Simpson is not alone. Data from the Los Angeles Homeless Services Authority shows that just under a third of the thousands of people who have left Project Roomkey in LA County to date have moved into permanent housing.

Initially, LA city and county officials aimed to place 15,000 people in Project Roomkey, a number based on estimated need. Instead, the number has been closer to 8,900, according to LAHSA chief Heidi Marston. Of the 7,754 people who have left Project Roomkey so far, according to the most recent data provided by LAHSA, 2,118 (about 27%) have moved into permanent housing. The largest group, 2,958 people, went to other types of temporary shelters. The remaining 2,678 people – just over a third of all people who have gone through the program – have either returned to the streets, died, been institutionalized or incarcerated, or are missing.

“We’re doing everything we can to make sure people have options,” Marston said. The agency hopes to be able to offer everyone who remains in the program some kind of emergency housing and the opportunity to continue working on permanent housing, she added.
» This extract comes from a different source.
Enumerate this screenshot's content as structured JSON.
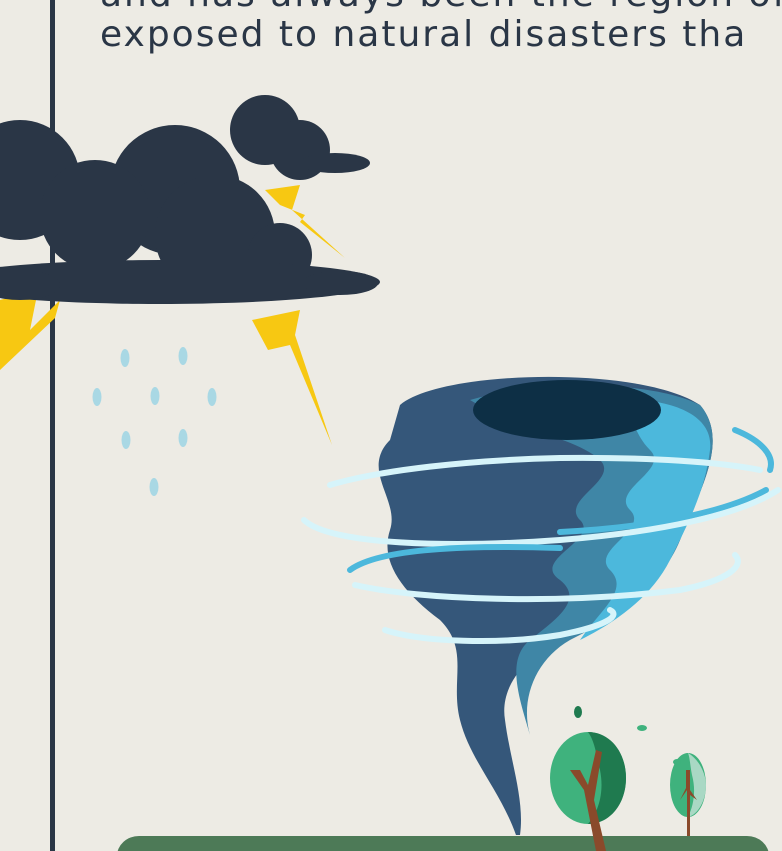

But in the meantime, with the rise of the Delta variant of COVID-19, some Project Roomkey customers are concerned about the health risks of group shelters when hotels close. Guests staying at Sportsmen’s Lodge, a Studio City-based hHotel facing impending closure, posted an open letter this month on the Knock LA website, demanding to stay put until service providers guarantee them permanent housing, as they say they were promised upon arrival.

Meanwhile, some officials say permanent housing placements are just one indicator of success.

“The original reason Roomkey was started was to provide temporary housing for people affected by COVID or the pandemic in general, and to prevent the spread of this deadly virus,” said Sean Kelsey, who oversees programs in the LA metro area for salvation. Army, the charity that runs the LA Grand Hotel Downtown.

In fact, the program may have played a big role in Los Angeles avoiding the worst predictions of how the virus could impact the area’s homeless population.

At the start of the pandemic, researchers projected that nearly 28,000 homeless people in Los Angeles could contract COVID-19. According to LAHSA, as of this month, about 7,400 homeless people in LA County have been documented as having the virus — nothing like the wave of illness some imagined.

And for those who have made the transition from the Roomkey project to permanent housing, the program has provided much-needed stability. Esiquio Reyes, 36, came to the Roomkey project after seven years without housing. A cancer survivor with ongoing health issues, he moved into his own apartment in the Hollywood area earlier this month. He said having his own room and services on site allowed him to gather all the documentation he needed to make the transition.

“I’m pretty excited and scared at the same time,” he said. He added that having his own place sounds almost too good to be true, and he fears something is going wrong. “Let’s hope there’s no other shoe” to drop, he said.